Ce bâtiment est associé, dans sa partie interne, à une couche d’occupation d’une dizaine de centimètres d’épaisseur qui livre un mobilier relativement abondant mais fragmenté (environ 1 500 fragments pour 18 kg) où figurent en bonne place les éléments en fer (335 fragments pour 2 kg) ainsi que les scories (384 fragments pour 7,4 kg). La présence de ces vestiges mobiliers permet d’envisager que la fonction de cet espace reste inchangée (atelier de forge). La présence d’une monnaie à la légende VERCA immédiatement à la base du mur permet de fixer un TPQ pour l’installation de ce bâtiment. Ce type de monnaie est considéré comme datant du début de la période augustéenne. La présence d’un radier de sol (une voie ?) à l’est du bâtiment est fortement probable mais reste à démontrer par le démontage plus systématique de l’aménagement supérieur, à entreprendre en 2008. La datation tardive proposée pour cet aménagement (période augustéenne) repose sur la collecte des éléments mobiliers présents en surface (juste sous le niveau de décapage). Le nettoyage de cet aménagement a clairement montré la présence de recharges avec l’existence d’au moins un état antérieur à celui le plus largement dégagé en 2007. Ce niveau plus ancien, se présente sous la forme d’un radier, nettement plus structuré que celui dégagé en partie supérieure, fait d’éclats de basalte et d’éléments mobiliers (amphores, scories, faunes) disposés à plat. L’installation du bâtiment, entérine de façon définitive le glissement de l’accès au plateau vers l’est. Cette hypothèse s’accorde avec le décalage net vers l’est observé entre le mur appartenant au premier dispositif d’entrée et la porte maçonnée gallo-romaine.
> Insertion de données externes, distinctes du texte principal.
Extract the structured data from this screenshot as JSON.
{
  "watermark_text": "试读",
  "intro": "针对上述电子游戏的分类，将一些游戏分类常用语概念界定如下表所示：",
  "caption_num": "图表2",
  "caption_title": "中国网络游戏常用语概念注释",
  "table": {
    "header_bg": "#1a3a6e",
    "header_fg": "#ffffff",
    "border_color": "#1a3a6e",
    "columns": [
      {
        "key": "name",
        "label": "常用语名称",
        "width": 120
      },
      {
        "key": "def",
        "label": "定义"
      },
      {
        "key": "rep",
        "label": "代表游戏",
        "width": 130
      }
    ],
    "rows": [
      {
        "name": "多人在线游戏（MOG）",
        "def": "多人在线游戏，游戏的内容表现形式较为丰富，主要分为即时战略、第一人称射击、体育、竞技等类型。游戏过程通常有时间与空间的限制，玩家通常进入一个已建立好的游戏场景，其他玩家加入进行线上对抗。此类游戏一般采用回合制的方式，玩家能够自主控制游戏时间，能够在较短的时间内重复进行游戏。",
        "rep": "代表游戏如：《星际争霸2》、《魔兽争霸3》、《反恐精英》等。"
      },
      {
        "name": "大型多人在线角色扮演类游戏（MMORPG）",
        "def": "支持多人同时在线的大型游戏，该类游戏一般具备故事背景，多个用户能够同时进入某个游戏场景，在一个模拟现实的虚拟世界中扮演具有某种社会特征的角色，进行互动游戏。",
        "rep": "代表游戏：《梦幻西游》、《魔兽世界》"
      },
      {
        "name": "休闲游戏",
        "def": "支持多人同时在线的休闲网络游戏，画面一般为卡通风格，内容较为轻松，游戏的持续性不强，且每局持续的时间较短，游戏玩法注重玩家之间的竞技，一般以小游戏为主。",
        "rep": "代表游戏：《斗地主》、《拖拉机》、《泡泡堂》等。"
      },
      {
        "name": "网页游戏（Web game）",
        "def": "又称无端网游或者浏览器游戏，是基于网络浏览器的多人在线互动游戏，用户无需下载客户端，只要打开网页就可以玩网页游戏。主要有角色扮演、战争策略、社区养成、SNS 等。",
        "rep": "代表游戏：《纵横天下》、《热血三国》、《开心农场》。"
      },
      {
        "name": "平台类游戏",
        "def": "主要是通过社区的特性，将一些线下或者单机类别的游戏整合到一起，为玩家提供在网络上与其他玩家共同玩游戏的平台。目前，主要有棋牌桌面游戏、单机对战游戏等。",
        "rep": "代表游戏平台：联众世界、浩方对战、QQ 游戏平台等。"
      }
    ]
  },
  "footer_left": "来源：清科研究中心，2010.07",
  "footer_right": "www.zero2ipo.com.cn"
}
La citerne rectangulaire est ensuite comblée en une seule fois et viens ensuite l’installation de la porte gallo-romaine maçonnée.
II – Gergovie – 2007 – Fouille du rempart. Rempart sud-ouest
La fouille « Gergovie – 2007 – Fouille du rempart » a permis d’établir un premier phasage des structures du secteur.
phase 1a : Installation d’une carrière au bord sud-ouest du plateau. Cette carrière a profondément entaillé le rocher basaltique (2.7 m de profondeur et 8.5 m de largeur)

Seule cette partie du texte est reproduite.